The first Bitcoin transaction took place in October 2009, when a Finnish computer science student, Martti Malmi, sold his 5,050 Bitcoin for $5.02. Considering today's rates, had he kept his coins, he would have been richer by circa NZD $555,500,000. This has not been the only case where early investors have made their fortunes through Bitcoin, thereby prompting a slew of eager investors to jump into the cryptocurrency market.
However, Grainger advises that new investors, or those wanting to increase their crypto portfolio, should not expect an immediate ascent in the value of Bitcoin after halving events. Past halvings have led to an increase in demand and a subsequent price surge. Nevertheless, the upward trend is not immediate, and predicting future price trajectories is complex due to variables such as market dynamics, sentiment, and regulatory factors.
After the Bitcoin halving, some analysts had predicted an immediate slump in price. Although this has not occurred, and prices have remained relatively buoyant with an increase of 9%, new investors are warned against letting disappointment drive decision-making. The volatility of the crypto market could lead to panicked selling if prices drop. Grainger states that "things often change very quickly in crypto and this is when underwhelm can lead to panic as pricing drops."
She advises new investors who are not used to the volatility of Bitcoin to avoid knee-jerk decisions. Traditional investment instruments may appear more predictable, however, adopting a broader view of volatility can be advantageous. The recent halving of Bitcoin block rewards is part of Bitcoin's well-known four-year cycle, which typically goes through phases of rising prices, falling prices, a levelling out of prices, and steady growth. Understanding this cycle could help investors when making their decisions.

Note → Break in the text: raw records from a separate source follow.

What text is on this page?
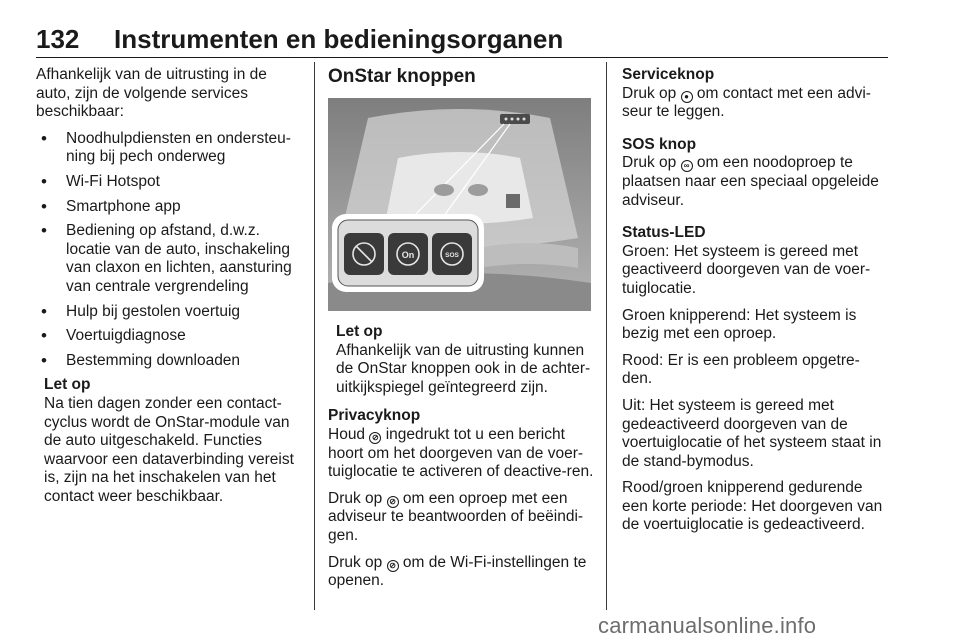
132 Instrumenten en bedieningsorganen

Afhankelijk van de uitrusting in de auto, zijn de volgende services beschikbaar:

• Noodhulpdiensten en ondersteu-ning bij pech onderweg
• Wi-Fi Hotspot
• Smartphone app
• Bediening op afstand, d.w.z. locatie van de auto, inschakeling van claxon en lichten, aansturing van centrale vergrendeling
• Hulp bij gestolen voertuig
• Voertuigdiagnose
• Bestemming downloaden
Let op
Na tien dagen zonder een contact-cyclus wordt de OnStar-module van de auto uitgeschakeld. Functies waarvoor een dataverbinding vereist is, zijn na het inschakelen van het contact weer beschikbaar.
OnStar knoppen
On	SOS
Let op
Afhankelijk van de uitrusting kunnen de OnStar knoppen ook in de achter-uitkijkspiegel geïntegreerd zijn.
Privacyknop

Houd ⊘ ingedrukt tot u een bericht hoort om het doorgeven van de voer-tuiglocatie te activeren of deactive-ren.

Druk op ⊘ om een oproep met een adviseur te beantwoorden of beëindi-gen.

Druk op ⊘ om de Wi-Fi-instellingen te openen.

Serviceknop

Druk op ● om contact met een advi-seur te leggen.

SOS knop

Druk op ∞ om een noodoproep te plaatsen naar een speciaal opgeleide adviseur.

Status-LED

Groen: Het systeem is gereed met geactiveerd doorgeven van de voer-tuiglocatie.

Groen knipperend: Het systeem is bezig met een oproep.

Rood: Er is een probleem opgetre-den.

Uit: Het systeem is gereed met gedeactiveerd doorgeven van de voertuiglocatie of het systeem staat in de stand-bymodus.

Rood/groen knipperend gedurende een korte periode: Het doorgeven van de voertuiglocatie is gedeactiveerd.

carmanualsonline.info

Furthermore, Grainger also advocates for long-term strategies. These include dollar cost averaging, where fixed amounts are invested regularly regardless of market conditions to average out costs and reduce risk; the hold-on-for-dear-life (HODL) strategy, where assets are held long-term despite market fluctuations; and diversification, where investments are spread across different assets to minimise risk from volatile market swings.
Grainger is urging investors to confidently navigate the volatility by keeping a cool head, understanding the overall trend in the asset cycle, and playing the long game. She signs off with a reminder that "Crypto is volatile, carries risk and the value can go up and down. Past performance is not an indicator of future returns. Please do your own research."